- University: Massachusetts Maritime Academy
- Conference: MASCAC (primary) LEC NEISA
- NCAA: Division III
- Athletic director: Mike Kelley
- Location: Buzzards Bay, Massachusetts
- Varsity teams: 15 (7 Men's, 7 Women's, 1 co-ed)
- Football stadium: Clean Harbors Stadium
- Baseball stadium: Commodore William R. Hendy Field
- Softball stadium: Allison Rollins Field
- Other venues: Clean Harbors Athletic Center
- Mascot: Bucky the Buccaneer
- Nickname: Buccaneers
- Colors: Maritime Blue and Vegas Gold
- Website: mmabucs.com/landing/index

= Massachusetts Maritime Buccaneers =

The Massachusetts Maritime Buccaneers (also called the Mass Maritime Buccaneers) are composed of 15 varsity teams (7 men's 7 women's 1 co-ed) representing the Massachusetts Maritime Academy in intercollegiate athletics.
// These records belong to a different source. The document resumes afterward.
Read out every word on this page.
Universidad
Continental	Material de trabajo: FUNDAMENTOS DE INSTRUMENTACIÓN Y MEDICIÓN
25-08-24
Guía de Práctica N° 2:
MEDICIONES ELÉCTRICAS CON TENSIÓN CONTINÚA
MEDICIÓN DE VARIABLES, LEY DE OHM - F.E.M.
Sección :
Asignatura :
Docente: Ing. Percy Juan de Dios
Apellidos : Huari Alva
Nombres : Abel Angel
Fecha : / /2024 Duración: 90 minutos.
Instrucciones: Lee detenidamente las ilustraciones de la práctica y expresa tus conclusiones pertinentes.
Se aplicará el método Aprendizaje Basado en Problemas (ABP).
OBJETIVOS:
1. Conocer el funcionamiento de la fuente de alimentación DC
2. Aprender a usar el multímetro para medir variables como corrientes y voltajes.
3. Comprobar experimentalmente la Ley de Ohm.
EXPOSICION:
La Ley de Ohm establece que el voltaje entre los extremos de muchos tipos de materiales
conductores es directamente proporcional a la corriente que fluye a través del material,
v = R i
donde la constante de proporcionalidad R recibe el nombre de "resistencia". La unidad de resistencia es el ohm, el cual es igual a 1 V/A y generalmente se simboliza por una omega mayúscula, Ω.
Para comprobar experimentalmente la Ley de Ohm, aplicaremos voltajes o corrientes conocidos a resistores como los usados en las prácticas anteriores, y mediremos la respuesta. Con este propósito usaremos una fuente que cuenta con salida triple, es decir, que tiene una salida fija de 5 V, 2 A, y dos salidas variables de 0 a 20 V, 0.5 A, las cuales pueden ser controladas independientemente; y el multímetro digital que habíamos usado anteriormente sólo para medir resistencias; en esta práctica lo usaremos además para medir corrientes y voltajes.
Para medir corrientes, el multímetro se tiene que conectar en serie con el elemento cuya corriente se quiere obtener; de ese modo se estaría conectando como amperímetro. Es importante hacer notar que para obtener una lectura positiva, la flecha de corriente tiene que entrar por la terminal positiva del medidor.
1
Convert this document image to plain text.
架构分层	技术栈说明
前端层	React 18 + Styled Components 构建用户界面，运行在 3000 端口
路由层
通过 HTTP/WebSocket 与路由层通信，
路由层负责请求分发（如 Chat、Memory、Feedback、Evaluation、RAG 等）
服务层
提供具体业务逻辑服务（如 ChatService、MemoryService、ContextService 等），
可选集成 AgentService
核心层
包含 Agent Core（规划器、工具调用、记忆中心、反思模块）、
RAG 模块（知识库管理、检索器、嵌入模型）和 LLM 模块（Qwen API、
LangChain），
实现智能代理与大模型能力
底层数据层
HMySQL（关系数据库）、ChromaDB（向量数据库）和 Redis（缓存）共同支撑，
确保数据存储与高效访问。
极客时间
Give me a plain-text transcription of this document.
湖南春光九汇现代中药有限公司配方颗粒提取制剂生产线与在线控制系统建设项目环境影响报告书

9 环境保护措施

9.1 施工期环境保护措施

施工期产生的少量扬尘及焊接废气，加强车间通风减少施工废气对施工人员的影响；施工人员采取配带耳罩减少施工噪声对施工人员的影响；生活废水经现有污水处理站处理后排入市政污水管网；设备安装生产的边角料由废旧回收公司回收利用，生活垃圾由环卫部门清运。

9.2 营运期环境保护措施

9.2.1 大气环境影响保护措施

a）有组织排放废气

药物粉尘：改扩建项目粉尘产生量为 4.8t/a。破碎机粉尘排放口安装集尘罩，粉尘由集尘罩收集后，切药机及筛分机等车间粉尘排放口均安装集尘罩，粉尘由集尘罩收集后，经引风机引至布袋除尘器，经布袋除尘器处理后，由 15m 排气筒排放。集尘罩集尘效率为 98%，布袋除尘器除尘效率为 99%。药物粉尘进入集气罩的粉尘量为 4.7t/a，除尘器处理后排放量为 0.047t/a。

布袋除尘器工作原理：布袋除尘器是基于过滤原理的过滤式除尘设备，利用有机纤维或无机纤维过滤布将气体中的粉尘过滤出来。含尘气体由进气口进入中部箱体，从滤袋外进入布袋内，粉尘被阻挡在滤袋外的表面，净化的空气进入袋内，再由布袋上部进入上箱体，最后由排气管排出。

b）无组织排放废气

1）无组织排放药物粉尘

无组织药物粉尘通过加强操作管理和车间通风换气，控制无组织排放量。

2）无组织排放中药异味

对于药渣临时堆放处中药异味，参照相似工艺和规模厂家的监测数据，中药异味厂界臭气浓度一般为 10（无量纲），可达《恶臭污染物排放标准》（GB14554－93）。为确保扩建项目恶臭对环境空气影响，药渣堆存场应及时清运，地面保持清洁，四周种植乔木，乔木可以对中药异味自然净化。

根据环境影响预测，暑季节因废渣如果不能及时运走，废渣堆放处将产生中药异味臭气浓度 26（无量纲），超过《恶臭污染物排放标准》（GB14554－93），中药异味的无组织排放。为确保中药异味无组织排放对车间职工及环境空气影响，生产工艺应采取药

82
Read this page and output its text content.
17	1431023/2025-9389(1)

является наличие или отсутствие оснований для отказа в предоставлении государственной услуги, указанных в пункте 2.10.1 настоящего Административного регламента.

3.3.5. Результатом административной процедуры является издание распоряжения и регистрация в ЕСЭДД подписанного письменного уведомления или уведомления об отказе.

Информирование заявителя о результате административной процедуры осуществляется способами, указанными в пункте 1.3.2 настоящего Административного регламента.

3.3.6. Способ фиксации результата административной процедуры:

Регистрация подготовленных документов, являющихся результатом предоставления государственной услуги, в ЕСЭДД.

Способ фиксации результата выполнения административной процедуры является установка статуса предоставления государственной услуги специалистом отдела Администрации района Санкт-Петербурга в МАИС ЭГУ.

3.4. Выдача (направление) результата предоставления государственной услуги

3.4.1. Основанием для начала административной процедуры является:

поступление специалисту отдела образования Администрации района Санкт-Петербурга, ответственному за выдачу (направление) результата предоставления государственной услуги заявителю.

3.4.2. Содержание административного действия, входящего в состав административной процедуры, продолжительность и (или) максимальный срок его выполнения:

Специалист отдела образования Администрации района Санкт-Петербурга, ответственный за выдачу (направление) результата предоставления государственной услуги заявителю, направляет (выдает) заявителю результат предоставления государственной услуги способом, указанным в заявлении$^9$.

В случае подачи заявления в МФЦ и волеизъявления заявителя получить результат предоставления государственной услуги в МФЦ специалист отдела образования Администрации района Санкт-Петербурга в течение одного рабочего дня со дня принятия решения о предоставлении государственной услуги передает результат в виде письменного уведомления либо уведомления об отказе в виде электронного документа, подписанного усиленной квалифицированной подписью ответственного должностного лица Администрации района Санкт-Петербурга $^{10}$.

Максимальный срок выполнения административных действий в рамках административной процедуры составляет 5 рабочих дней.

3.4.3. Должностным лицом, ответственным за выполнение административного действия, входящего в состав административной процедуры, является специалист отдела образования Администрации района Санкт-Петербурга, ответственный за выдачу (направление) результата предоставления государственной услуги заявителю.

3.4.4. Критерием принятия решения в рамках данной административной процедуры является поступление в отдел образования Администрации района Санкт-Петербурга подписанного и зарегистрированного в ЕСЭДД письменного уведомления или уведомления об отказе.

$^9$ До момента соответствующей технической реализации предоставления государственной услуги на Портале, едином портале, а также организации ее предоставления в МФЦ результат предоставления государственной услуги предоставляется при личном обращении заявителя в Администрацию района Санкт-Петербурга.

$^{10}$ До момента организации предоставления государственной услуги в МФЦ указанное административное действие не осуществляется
All teams compete at the NCAA Division III level and all teams compete in the Massachusetts State Collegiate Athletic Conference (MASCAC), except for men's lacrosse, which plays in the Little East Conference (LEC), and sailing, which competes in the New England Intercollegiate Sailing Association (NEISA).

== Background ==
The varsity sports that the Massachusetts Maritime Buccaneers currently offers include baseball, men's and women's crew, men's and women's cross country, football, men's and women's lacrosse, co-ed sailing, men's and women's soccer, softball, men's and women's track & field, and volleyball.

==Sports sponsored==

| Men's sports | Women's sports |
| Baseball | Cross Country |
| Cross Country | Lacrosse |
| Football | Rowing |
| Lacrosse | Soccer |
| Rowing | Softball |
| Soccer | Track and Field † |
| Track and Field † | Volleyball |
Co-ed sports
Sailing
† – Track and field includes both indoor and outdoor

== Championships ==

- 1977 Men's Lacrosse: Won the Colonial League Championship.
- 1977 Football: Won the New England Football Conference (NEFC (now Commonwealth Coast Football)) championship, a school first, finishing the season 8–1.
- 1978 Men's Lacrosse: Won the Colonial League title for the second season in a row.
- 1983 Football: Won the NEFC, second time in seven years, finishing the season 8–2.
- 2001 Sailing: Team won the Intercollegiate Sailing National Championship, the Kennedy Cup, hosted annually in the fall by the United States Naval Academy.
- 2005 Men's Cross Country: The Buccaneers earned the school's first Massachusetts State College Athletic Conference (MASCAC) conference championship in over 20 years.